Hansen was born in New York City in 1953. She is the daughter of Fluxus artist Al Hansen and the mother of artist Channing Hansen and the alt-rock musician Beck. She began performing professionally at age eleven, playing leading child and ingénue roles in prestigious East Coast summer stock companies. In New York City, concurrently, she regularly performed in her father’s avant-garde theater pieces called “Happenings” and participated in the presentations of his contemporaries at such historical venues as La Mama, Circle in the Square, and Judson Church. She studied dance with Phoebe Neville and Lucinda Childs, sang in an Elizabethan music group, and was filmed by underground cinema champion Jonas Mekas.
Lydia Lunch (photo Jasmine Hirst)
A chance meeting with a record producer at age 13 led Hansen to record a single for Laurie Records with her friends Janet Kerouac (daughter of Jack) and Charlotte Rosenthal. They were called The Whippets and their hastily recorded single hit the pop charts in Canada.
After a stint as a delinquent street kid, runaway, and truant, she became a “guest” of the State of New York at the infamous Spofford Street Youth House and several other New York City institutions for child criminals, where she was able to refine her survival skills and work on her freestyle group dancing techniques.
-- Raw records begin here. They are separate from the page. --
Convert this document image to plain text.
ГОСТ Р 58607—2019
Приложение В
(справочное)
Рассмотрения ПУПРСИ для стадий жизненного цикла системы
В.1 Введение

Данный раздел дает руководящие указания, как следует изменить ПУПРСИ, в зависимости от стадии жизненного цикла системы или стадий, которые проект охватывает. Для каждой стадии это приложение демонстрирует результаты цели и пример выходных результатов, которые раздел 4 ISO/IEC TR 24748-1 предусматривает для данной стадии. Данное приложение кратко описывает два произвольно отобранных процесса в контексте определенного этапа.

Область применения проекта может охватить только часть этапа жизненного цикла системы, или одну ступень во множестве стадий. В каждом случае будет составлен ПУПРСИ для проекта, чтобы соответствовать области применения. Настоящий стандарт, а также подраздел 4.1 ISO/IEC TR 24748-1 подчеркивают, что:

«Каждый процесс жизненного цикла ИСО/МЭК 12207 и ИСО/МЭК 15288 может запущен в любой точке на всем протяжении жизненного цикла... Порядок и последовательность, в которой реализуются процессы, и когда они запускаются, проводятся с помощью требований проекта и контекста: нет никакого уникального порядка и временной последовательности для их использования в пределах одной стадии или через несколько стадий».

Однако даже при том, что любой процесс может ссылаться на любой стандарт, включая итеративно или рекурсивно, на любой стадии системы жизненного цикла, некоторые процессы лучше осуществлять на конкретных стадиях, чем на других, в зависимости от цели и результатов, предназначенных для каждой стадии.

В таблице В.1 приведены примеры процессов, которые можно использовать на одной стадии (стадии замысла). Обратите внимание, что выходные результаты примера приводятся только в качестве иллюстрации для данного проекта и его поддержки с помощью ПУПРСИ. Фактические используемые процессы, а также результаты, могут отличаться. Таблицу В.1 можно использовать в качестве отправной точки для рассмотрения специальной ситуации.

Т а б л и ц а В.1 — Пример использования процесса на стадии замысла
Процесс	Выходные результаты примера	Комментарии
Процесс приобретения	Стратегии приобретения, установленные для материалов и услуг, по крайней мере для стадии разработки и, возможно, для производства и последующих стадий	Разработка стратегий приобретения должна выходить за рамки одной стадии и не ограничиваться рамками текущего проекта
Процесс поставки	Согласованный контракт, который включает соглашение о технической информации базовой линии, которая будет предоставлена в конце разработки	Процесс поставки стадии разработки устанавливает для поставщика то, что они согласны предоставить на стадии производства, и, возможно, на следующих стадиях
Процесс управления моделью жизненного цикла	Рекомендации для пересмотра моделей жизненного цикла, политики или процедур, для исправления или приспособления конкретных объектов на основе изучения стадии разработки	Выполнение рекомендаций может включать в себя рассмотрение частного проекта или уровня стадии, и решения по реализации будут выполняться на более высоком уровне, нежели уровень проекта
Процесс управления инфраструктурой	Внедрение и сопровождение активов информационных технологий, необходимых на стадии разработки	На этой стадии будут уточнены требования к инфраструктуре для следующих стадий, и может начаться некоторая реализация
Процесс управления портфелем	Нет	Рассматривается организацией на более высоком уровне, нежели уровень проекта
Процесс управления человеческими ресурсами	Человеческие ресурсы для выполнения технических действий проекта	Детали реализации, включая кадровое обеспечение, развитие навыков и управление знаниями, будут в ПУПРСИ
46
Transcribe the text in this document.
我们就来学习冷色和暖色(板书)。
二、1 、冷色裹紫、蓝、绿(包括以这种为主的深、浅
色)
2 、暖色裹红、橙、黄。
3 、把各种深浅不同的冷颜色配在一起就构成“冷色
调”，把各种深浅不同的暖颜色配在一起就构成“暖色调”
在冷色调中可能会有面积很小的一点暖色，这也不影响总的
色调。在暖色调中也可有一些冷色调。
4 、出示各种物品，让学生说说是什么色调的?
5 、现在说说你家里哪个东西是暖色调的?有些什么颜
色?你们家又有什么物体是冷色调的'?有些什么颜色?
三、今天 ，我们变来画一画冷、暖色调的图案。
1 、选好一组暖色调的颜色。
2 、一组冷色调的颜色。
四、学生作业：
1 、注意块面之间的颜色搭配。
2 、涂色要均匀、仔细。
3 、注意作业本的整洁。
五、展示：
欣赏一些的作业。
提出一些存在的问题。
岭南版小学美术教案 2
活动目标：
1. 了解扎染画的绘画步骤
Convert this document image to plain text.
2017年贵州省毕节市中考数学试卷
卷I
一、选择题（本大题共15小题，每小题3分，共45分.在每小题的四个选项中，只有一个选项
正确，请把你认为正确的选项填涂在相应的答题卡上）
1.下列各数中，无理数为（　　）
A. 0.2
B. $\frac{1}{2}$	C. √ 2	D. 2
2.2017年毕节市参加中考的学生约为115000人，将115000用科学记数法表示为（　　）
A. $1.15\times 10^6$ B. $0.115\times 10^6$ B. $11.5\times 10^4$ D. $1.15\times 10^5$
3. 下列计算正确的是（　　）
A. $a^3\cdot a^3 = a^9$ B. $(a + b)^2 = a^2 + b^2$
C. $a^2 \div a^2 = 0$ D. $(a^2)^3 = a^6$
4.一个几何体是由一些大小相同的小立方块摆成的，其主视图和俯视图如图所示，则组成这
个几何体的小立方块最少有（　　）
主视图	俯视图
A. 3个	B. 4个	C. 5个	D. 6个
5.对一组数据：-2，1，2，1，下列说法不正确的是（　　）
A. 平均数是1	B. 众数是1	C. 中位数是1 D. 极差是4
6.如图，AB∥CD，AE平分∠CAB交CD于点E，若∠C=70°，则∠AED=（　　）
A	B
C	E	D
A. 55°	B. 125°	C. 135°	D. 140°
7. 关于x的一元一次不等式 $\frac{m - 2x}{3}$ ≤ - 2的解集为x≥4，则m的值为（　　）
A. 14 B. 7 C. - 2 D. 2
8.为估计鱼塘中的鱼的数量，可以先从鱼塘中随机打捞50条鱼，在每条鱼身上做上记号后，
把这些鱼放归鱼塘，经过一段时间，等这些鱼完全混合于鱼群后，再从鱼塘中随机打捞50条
Directly following her release, Bibbe met Andy Warhol, who suggested they collaborate on a film about her recent experiences. The film was called “Prison” and stars Bibbe Hansen, Marie Mencken, and Edie Sedgwick. Bibbe also made three other films with Warhol and danced briefly with the Velvet Underground.
A random late-1960s sojourn brought Bibbe to Los Angeles, where she founded a theater company, acted in B movies and participated in the local punk scene as musician and documentarian. She is the mother of three children, Beck, Channing and Rain; a pop musician, fine artist, and poet respectively. From 1990 to 1995 she operated Troy Cafe. The café became the center of a multicultural renaissance in downtown Los Angeles and was home to a generation of musicians, comedians, artists, and filmmakers.
Following the death of Al Hansen in 1995, Bibbe and husband Sean Carrillo created the Al Hansen Archive, and continued exhibiting her father’s work while performing and lecturing at museums, galleries, and universities around the world.
Today Bibbe creates artwork and is represented by Gracie Mansion Gallery in New York City. She recently completed the first draft of her memoirs, and she lectures frequently on art and the creative process.